Conclusion L’augmentation progressive du nombre de patients trachéotomisés rappelle la nécessité, pour les équipes soignantes, d’en maîtriser toutes les composantes. La trachéotomie améliore le confort, la sensation de « sécurité » des patients et le sevrage respiratoire. La réalisation d’une trachéotomie percutanée est une technique sûre et efficace dès lors qu’elle est réalisée par une équipe entraînée et respectant les différentes règles de sécurité.
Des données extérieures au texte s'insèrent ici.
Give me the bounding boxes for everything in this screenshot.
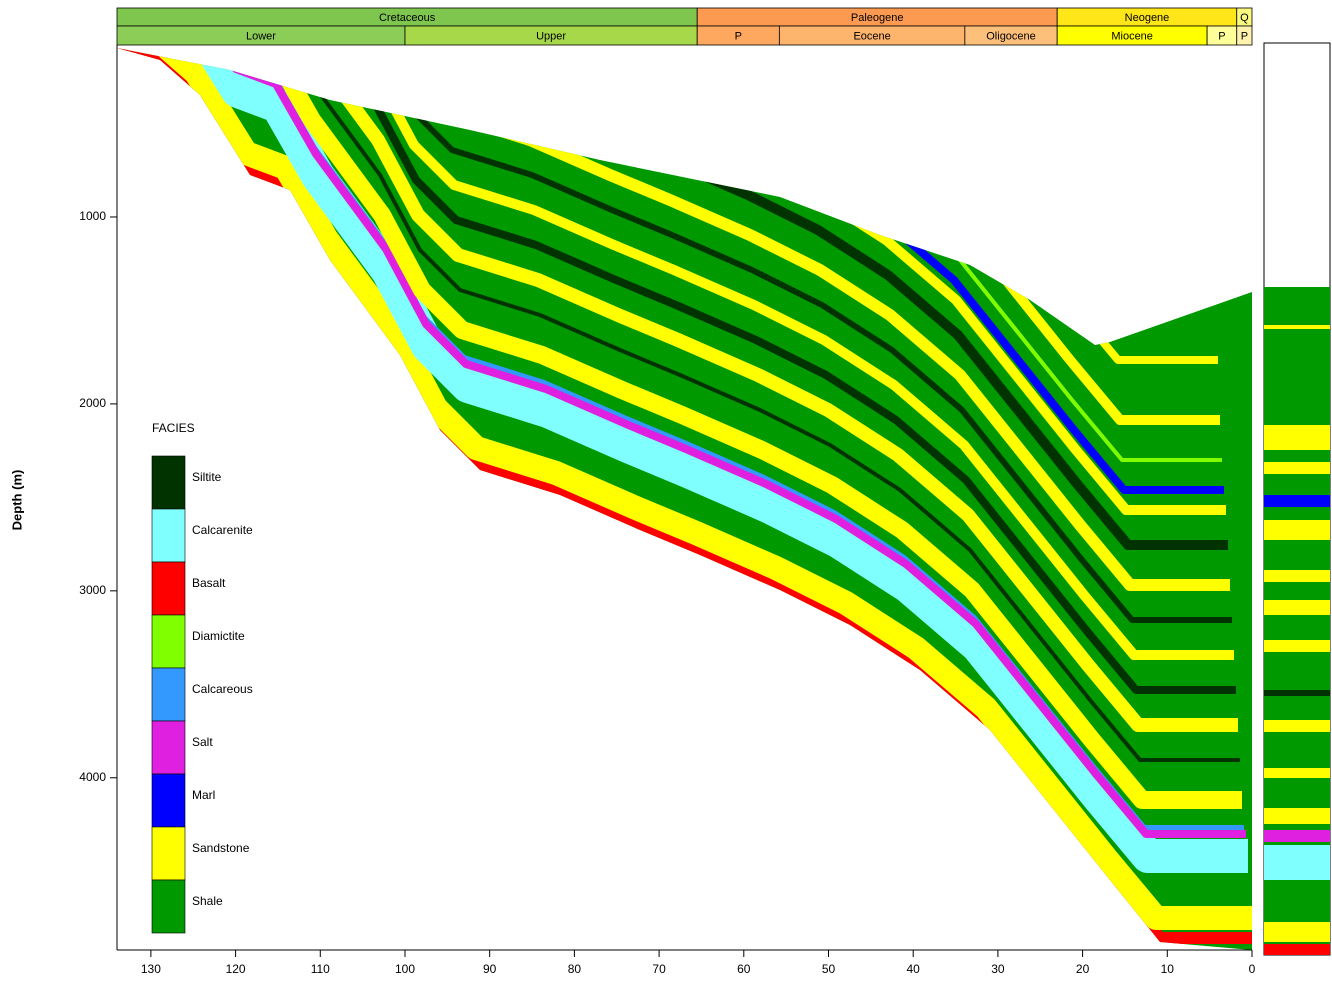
- legend-swatch: [152, 827, 185, 880]
- legend-swatch: [152, 456, 185, 509]
- x-tick-label: 90: [483, 962, 497, 976]
- column-layer: [1264, 570, 1330, 582]
- legend-label: Calcarenite: [192, 523, 253, 537]
- legend-label: Salt: [192, 735, 213, 749]
- x-tick-label: 10: [1161, 962, 1175, 976]
- x-tick-label: 110: [311, 962, 330, 976]
- column-layer: [1264, 600, 1330, 615]
- x-tick-label: 50: [822, 962, 836, 976]
- legend-label: Sandstone: [192, 841, 250, 855]
- column-layer: [1264, 944, 1330, 955]
- x-tick-label: 40: [907, 962, 921, 976]
- x-tick-label: 120: [226, 962, 246, 976]
- column-layer: [1264, 640, 1330, 652]
- legend-label: Diamictite: [192, 629, 245, 643]
- y-tick-label: 1000: [79, 209, 106, 223]
- column-layer: [1264, 768, 1330, 778]
- time-label: Upper: [536, 30, 566, 42]
- legend-swatch: [152, 774, 185, 827]
- x-tick-label: 0: [1249, 962, 1256, 976]
- time-label: Miocene: [1111, 30, 1153, 42]
- time-label: P: [1218, 30, 1225, 42]
- y-tick-label: 4000: [79, 770, 106, 784]
- legend-swatch: [152, 509, 185, 562]
- cross-section: [58, 0, 1260, 960]
- y-tick-label: 3000: [79, 583, 106, 597]
- legend-swatch: [152, 562, 185, 615]
- legend-label: Siltite: [192, 470, 222, 484]
- y-tick-label: 2000: [79, 396, 106, 410]
- legend-swatch: [152, 668, 185, 721]
- x-tick-label: 60: [737, 962, 751, 976]
- time-label: Q: [1240, 12, 1249, 24]
- column-layer: [1264, 425, 1330, 450]
- x-tick-label: 30: [991, 962, 1005, 976]
- time-label: P: [735, 30, 742, 42]
- column-layer: [1264, 808, 1330, 824]
- column-layer: [1264, 495, 1330, 507]
- x-tick-label: 130: [141, 962, 161, 976]
- chart: Depth (m): [0, 0, 1332, 981]
- time-label: Lower: [246, 30, 276, 42]
- column-layer: [1264, 845, 1330, 880]
- column-layer: [1264, 922, 1330, 942]
- time-label: Paleogene: [851, 12, 904, 24]
- legend-swatch: [152, 721, 185, 774]
- time-label: Eocene: [853, 30, 890, 42]
- x-tick-label: 100: [395, 962, 415, 976]
- column-layer: [1264, 690, 1330, 696]
- legend-swatch: [152, 880, 185, 933]
- legend-title: FACIES: [152, 421, 195, 435]
- time-label: Neogene: [1125, 12, 1170, 24]
- y-axis-title: Depth (m): [9, 470, 24, 531]
- x-tick-label: 70: [652, 962, 666, 976]
- x-tick-label: 20: [1076, 962, 1090, 976]
- legend-swatch: [152, 615, 185, 668]
- well-column: [1264, 43, 1330, 955]
- legend-label: Shale: [192, 894, 223, 908]
- legend-label: Basalt: [192, 576, 226, 590]
- time-label: Oligocene: [986, 30, 1036, 42]
- column-layer: [1264, 830, 1330, 842]
- time-label: Cretaceous: [379, 12, 436, 24]
- column-layer: [1264, 462, 1330, 474]
- legend-label: Marl: [192, 788, 215, 802]
- x-tick-label: 80: [568, 962, 582, 976]
- legend-label: Calcareous: [192, 682, 253, 696]
- column-layer: [1264, 325, 1330, 329]
- time-label: P: [1241, 30, 1248, 42]
- column-layer: [1264, 720, 1330, 732]
- column-layer: [1264, 520, 1330, 540]
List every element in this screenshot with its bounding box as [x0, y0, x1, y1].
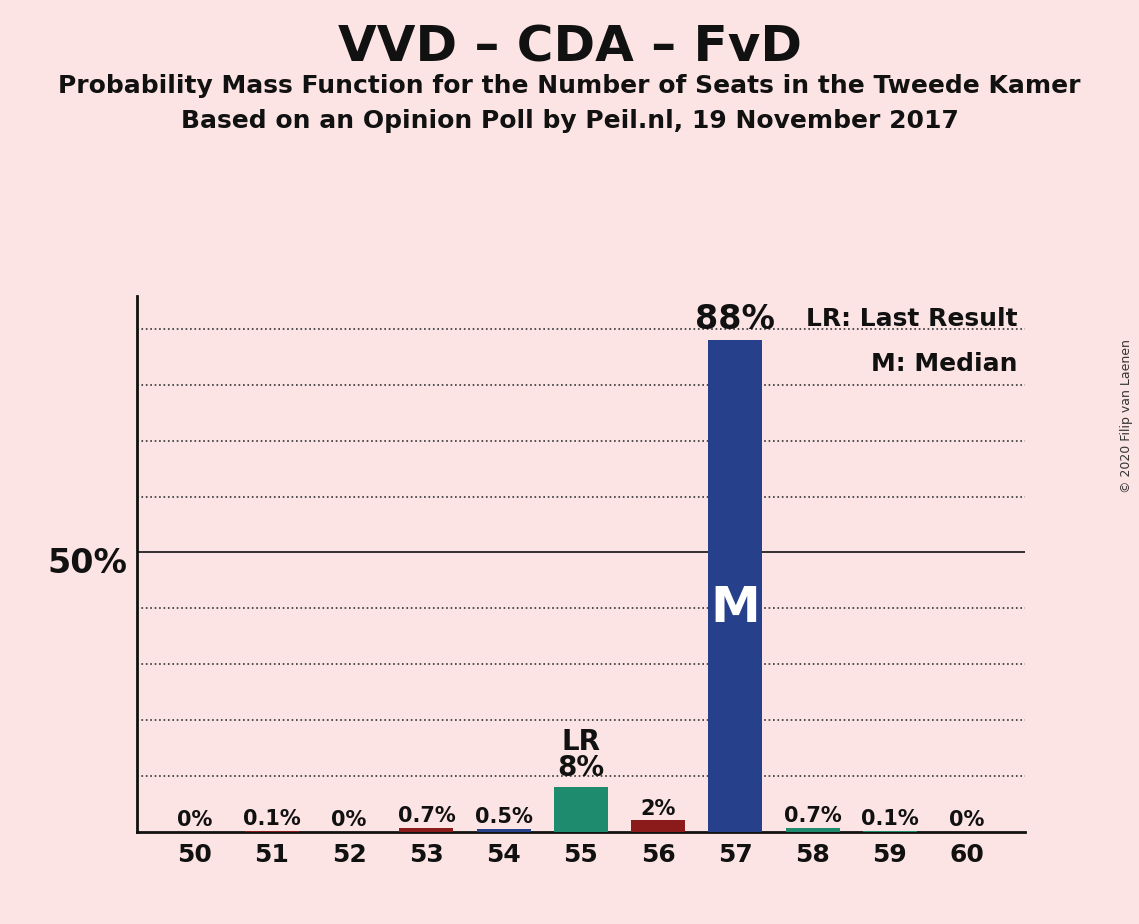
Text: 0%: 0%	[331, 810, 367, 830]
Text: LR: LR	[562, 728, 600, 756]
Bar	[400, 828, 453, 832]
Bar	[786, 828, 839, 832]
Text: 0%: 0%	[950, 810, 985, 830]
Text: 8%: 8%	[557, 755, 605, 783]
Bar	[631, 821, 686, 832]
Text: 0.7%: 0.7%	[398, 806, 456, 826]
Text: Probability Mass Function for the Number of Seats in the Tweede Kamer: Probability Mass Function for the Number…	[58, 74, 1081, 98]
Text: 88%: 88%	[696, 303, 776, 336]
Text: 2%: 2%	[640, 798, 675, 819]
Text: M: Median: M: Median	[871, 351, 1017, 375]
Text: 0.7%: 0.7%	[784, 806, 842, 826]
Text: LR: Last Result: LR: Last Result	[805, 307, 1017, 331]
Text: M: M	[711, 584, 760, 632]
Text: VVD – CDA – FvD: VVD – CDA – FvD	[337, 23, 802, 71]
Text: Based on an Opinion Poll by Peil.nl, 19 November 2017: Based on an Opinion Poll by Peil.nl, 19 …	[181, 109, 958, 133]
Bar	[708, 340, 762, 832]
Text: 0%: 0%	[177, 810, 212, 830]
Text: 50%: 50%	[48, 547, 128, 580]
Bar	[554, 787, 608, 832]
Text: 0.1%: 0.1%	[861, 809, 919, 830]
Text: 0.1%: 0.1%	[243, 809, 301, 830]
Text: 0.5%: 0.5%	[475, 808, 533, 827]
Bar	[476, 829, 531, 832]
Text: © 2020 Filip van Laenen: © 2020 Filip van Laenen	[1121, 339, 1133, 492]
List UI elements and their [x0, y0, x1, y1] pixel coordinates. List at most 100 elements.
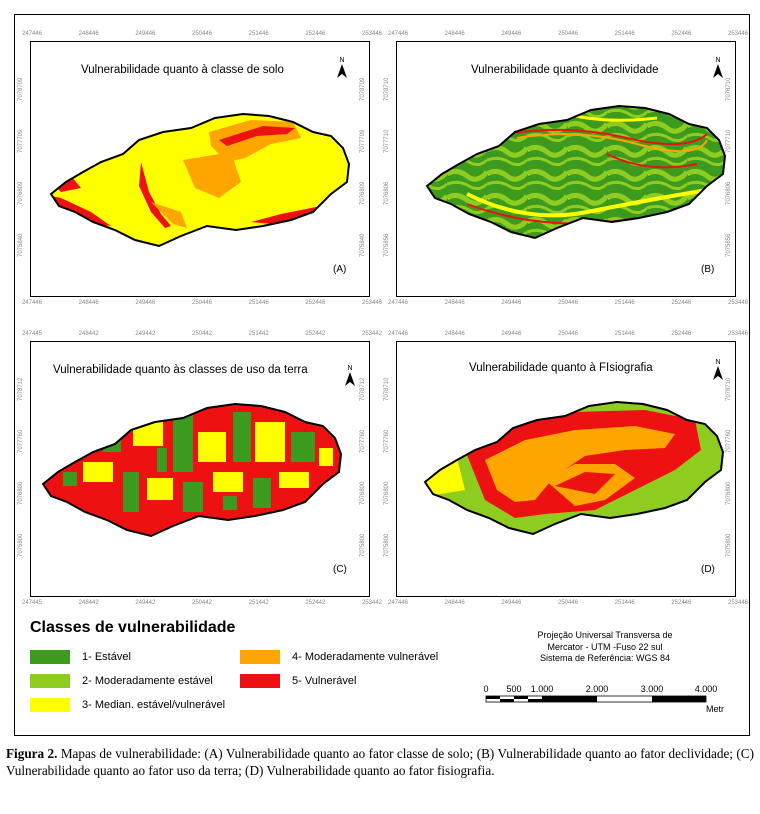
tick-left-label: 7077760: [18, 429, 24, 453]
legend-label-4: 4- Moderadamente vulnerável: [292, 651, 439, 663]
tick-bottom-label: 248446: [444, 300, 465, 306]
tick-right-label: 7078710: [726, 377, 732, 401]
tick-top-label: 249446: [501, 31, 522, 37]
tick-top-label: 250446: [192, 31, 213, 37]
tick-top-label: 249446: [501, 331, 522, 337]
tick-right-label: 7076806: [726, 181, 732, 205]
tick-top-label: 250446: [558, 331, 579, 337]
scale-label-500: 500: [506, 684, 521, 694]
scale-label-3000: 3.000: [641, 684, 664, 694]
panel-d-title: Vulnerabilidade quanto à FIsiografia: [469, 362, 653, 374]
map-c-basin: [42, 403, 342, 537]
tick-top-label: 249442: [135, 331, 156, 337]
tick-top-label: 251446: [614, 31, 635, 37]
tick-bottom-label: 253446: [728, 600, 749, 606]
tick-left-label: 7078712: [18, 377, 24, 401]
tick-top-label: 247446: [22, 31, 43, 37]
tick-right-label: 7077760: [360, 429, 366, 453]
legend-swatch-2: [30, 674, 70, 688]
tick-left-label: 7075856: [384, 233, 390, 257]
map-a-basin: [50, 113, 350, 247]
tick-top-label: 247446: [388, 331, 409, 337]
tick-left-label: 7075800: [18, 533, 24, 557]
tick-top-label: 248442: [78, 331, 99, 337]
tick-top-label: 251446: [248, 31, 269, 37]
legend-item-3: 3- Median. estável/vulnerável: [30, 698, 225, 712]
tick-left-label: 7078710: [384, 377, 390, 401]
tick-top-label: 253442: [362, 331, 383, 337]
svg-text:N: N: [347, 365, 352, 372]
tick-bottom-label: 251442: [248, 600, 269, 606]
tick-left-label: 7077709: [18, 129, 24, 153]
tick-bottom-label: 247446: [22, 300, 43, 306]
panel-c-title: Vulnerabilidade quanto às classes de uso…: [53, 364, 308, 376]
tick-left-label: 7076806: [384, 181, 390, 205]
tick-bottom-label: 250442: [192, 600, 213, 606]
legend-label-2: 2- Moderadamente estável: [82, 675, 213, 687]
tick-bottom-label: 249446: [135, 300, 156, 306]
panel-b-label: (B): [701, 264, 715, 275]
legend-title: Classes de vulnerabilidade: [30, 619, 236, 636]
legend-item-2: 2- Moderadamente estável: [30, 674, 213, 688]
projection-line-3: Sistema de Referência: WGS 84: [539, 653, 671, 663]
tick-top-label: 253446: [728, 31, 749, 37]
tick-bottom-label: 253442: [362, 600, 383, 606]
tick-top-label: 248446: [444, 331, 465, 337]
tick-bottom-label: 248446: [78, 300, 99, 306]
tick-top-label: 251446: [614, 331, 635, 337]
tick-right-label: 7078712: [360, 377, 366, 401]
tick-bottom-label: 252446: [305, 300, 326, 306]
tick-bottom-label: 249442: [135, 600, 156, 606]
map-panel-c: Vulnerabilidade quanto às classes de uso…: [30, 341, 370, 597]
tick-bottom-label: 247445: [22, 600, 43, 606]
north-arrow-icon: N: [345, 365, 355, 386]
tick-top-label: 252446: [671, 31, 692, 37]
caption-lead: Figura 2.: [6, 746, 58, 761]
tick-left-label: 7075840: [18, 233, 24, 257]
tick-left-label: 7076800: [18, 481, 24, 505]
tick-bottom-label: 249446: [501, 300, 522, 306]
scale-unit: Metros: [706, 704, 724, 714]
legend-item-5: 5- Vulnerável: [240, 674, 356, 688]
panel-b-title: Vulnerabilidade quanto à declividade: [471, 64, 659, 76]
scale-label-1000: 1.000: [531, 684, 554, 694]
panel-c-label: (C): [333, 564, 347, 575]
tick-left-label: 7076809: [18, 181, 24, 205]
map-panel-d: Vulnerabilidade quanto à FIsiografia N (…: [396, 341, 736, 597]
tick-left-label: 7078709: [18, 77, 24, 101]
map-d-basin: [424, 401, 724, 535]
tick-top-label: 249446: [135, 31, 156, 37]
tick-top-label: 253446: [728, 331, 749, 337]
panel-a-title: Vulnerabilidade quanto à classe de solo: [81, 64, 284, 76]
tick-bottom-label: 252446: [671, 600, 692, 606]
legend-swatch-4: [240, 650, 280, 664]
tick-right-label: 7078709: [360, 77, 366, 101]
legend-item-4: 4- Moderadamente vulnerável: [240, 650, 438, 664]
tick-top-label: 247446: [388, 31, 409, 37]
panel-a-label: (A): [333, 264, 347, 275]
tick-top-label: 248446: [78, 31, 99, 37]
svg-text:N: N: [715, 359, 720, 366]
tick-bottom-label: 253446: [728, 300, 749, 306]
tick-bottom-label: 251446: [614, 300, 635, 306]
legend-swatch-3: [30, 698, 70, 712]
tick-top-label: 252442: [305, 331, 326, 337]
tick-bottom-label: 250446: [558, 300, 579, 306]
tick-left-label: 7075800: [384, 533, 390, 557]
caption-text: Mapas de vulnerabilidade: (A) Vulnerabil…: [6, 746, 754, 778]
tick-bottom-label: 248442: [78, 600, 99, 606]
scale-bar: 0 500 1.000 2.000 3.000 4.000 Metros: [484, 684, 724, 714]
panel-d-label: (D): [701, 564, 715, 575]
tick-right-label: 7076800: [726, 481, 732, 505]
tick-right-label: 7076809: [360, 181, 366, 205]
tick-bottom-label: 248446: [444, 600, 465, 606]
tick-top-label: 247445: [22, 331, 43, 337]
legend-swatch-1: [30, 650, 70, 664]
tick-top-label: 248446: [444, 31, 465, 37]
tick-right-label: 7077709: [360, 129, 366, 153]
tick-bottom-label: 250446: [558, 600, 579, 606]
tick-left-label: 7077710: [384, 129, 390, 153]
tick-right-label: 7075840: [360, 233, 366, 257]
tick-top-label: 252446: [305, 31, 326, 37]
tick-top-label: 251442: [248, 331, 269, 337]
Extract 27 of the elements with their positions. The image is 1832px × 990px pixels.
Le délai de réalisation de cette trachéotomie reste sujet à débat. Les canules de trachéotomies diffèrent entre autres par leurs tailles, leurs formes, leurs matériaux et la présence ou non d’un ballonnet. L’utilisation de canule avec « chemise interne » permet de réaliser des soins pluriquotidiens en s’affranchissant du risque de décanulation/recanulation. Lors de la phase de sevrage, il est préférable d’utiliser des canules de faible diamètre externe sans ballonnet (ou avec un ballonnet « plaqué ») afin de favoriser le passage de l’air par les voies naturelles. La décanulation, bien qu’elle soit un objectif essentiel, n’est pas toujours possible avant la sortie de réanimation et il conviendra d’orienter sans attendre les patients vers un centre adapté à la prise en charge de ces patients trachéotomisés.

Déclaration de liens d’intérêts Les auteurs déclarent ne pas avoir de liens d’intérêts.